See no evil, hear no evil?
Workers voice in the gig economy
Giuseppe Antonio Recchia, University of Bari
The “identity crisis” of the gig economy worker - employee, worker, self-employed, micro-entrepreneur, according to the different platform schemes and the applicable legal framework – jeopardises, at least at first glance, another symbol of the traditional employment relationship, i.e. the collective interest, its becoming subject, through precise forms of representation, and object of collective action; as it has been rightly pointed out, in the sharing economy, workers do not require the trade union mediation, nor the employers need their associations, because everything, apparently, is entrusted to a direct encounter between customers/consumers and workers, linked or mediated by a platform that generates algorithms. Nonetheless, workers’ vulnerability and the economical (and even hierarchical) dominant position of digital intermediaries brings to inevitable protests, mobilization and early forms of organisation.
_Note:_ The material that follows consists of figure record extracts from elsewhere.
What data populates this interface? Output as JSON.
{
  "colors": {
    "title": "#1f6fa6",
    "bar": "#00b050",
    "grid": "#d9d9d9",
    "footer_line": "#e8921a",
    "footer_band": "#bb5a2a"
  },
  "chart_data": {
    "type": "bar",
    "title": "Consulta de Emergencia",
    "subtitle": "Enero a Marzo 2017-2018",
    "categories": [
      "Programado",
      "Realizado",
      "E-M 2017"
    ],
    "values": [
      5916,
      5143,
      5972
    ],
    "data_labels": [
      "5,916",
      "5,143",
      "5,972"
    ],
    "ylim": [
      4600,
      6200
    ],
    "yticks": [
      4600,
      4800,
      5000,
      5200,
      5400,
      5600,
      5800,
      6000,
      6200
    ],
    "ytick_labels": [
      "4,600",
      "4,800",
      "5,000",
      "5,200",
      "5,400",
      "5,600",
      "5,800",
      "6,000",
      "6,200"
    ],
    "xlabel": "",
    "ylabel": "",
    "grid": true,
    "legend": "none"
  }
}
The protests of food delivery gig workers across Europe or the use of judicial actions as a way of setting up an agenda for claiming right represent the tip of an iceberg which affects the traditional industrial relations system and which demands to be analysed in the paper according these lines:
- the way in which gig economy workers’ interests find even basic forms of organization and representation and in which these forms of representation, voluntarily settled on “precarious” representation, develop collective action, adopting a grassroots approach which marries militant campaigns to legal battles;
- the way in which gig workers seem to move without and beyond traditional trade unions, which in turn are forced to rethink their strategies, accepting the challenge of representing the precarious and informal work, finding successful solutions, for example, in the German approach of IG Metall and the Swedish model of Unionen.
The study of representation and collective action in the platform economy scope – based on case studies and the theoretical literature - will also focus on the internal and external obstacles – including the EU framework on freedom of association and collective bargaining - to its strengthening.